The distraught and frustrated picketers explained that even if they are relocated to another sugar factory/ estate it would not be beneficial to their villages and the business community in Region Three.

“If we have to go work somewhere else what will happen to all the businesses near Wales? Our villages would suffer because if they depend on us buying our little goods from them how would they survive too? Why can’t they just give us a change and help save the estate?” one man questioned.

According to one woman, the move to stage this peaceful picketing exercise was decided upon by all workers who turned out since they hope that the members of the Government who would be sitting in Parliament today (Thursday) would ‘hear our cries’ and reverse the decision to have the estate closed.

Former Local Government Minister, Ganga Persaud told the gathering that these protesters were “right to express” themselves based on how they feel about what is happening to them.

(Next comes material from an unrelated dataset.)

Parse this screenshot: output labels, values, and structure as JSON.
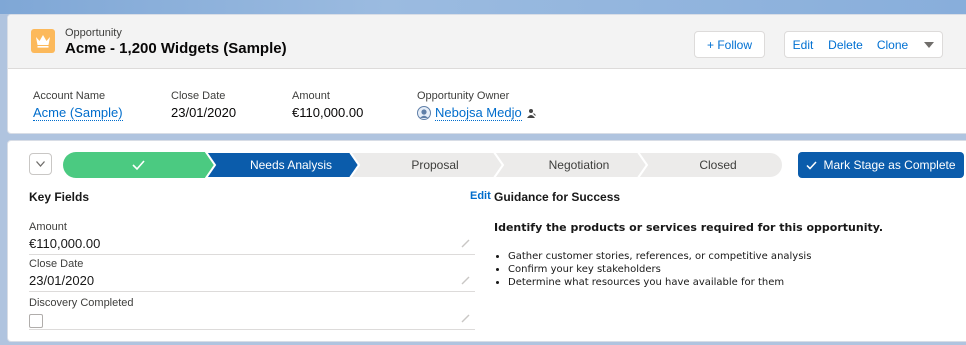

“You make your statement…you have your children, your family to take care…all you want to do is survive,” he said.

Dale Austin, a worker attached to the Wales Estate highlighted the fact that many persons in Region Three would have to be “high on the alert” with the closure of the estate in question because the crime rate is expected to skyrocket with such a hasty decision by the government.

A factory worker, Neville Williams stated that the GuySuCo officials who were on air recently trying to justify the closure of this sugar estate should be “ashamed” to have done such a thing especially when they are all aware that those working at Wales Estate have been doing their utmost.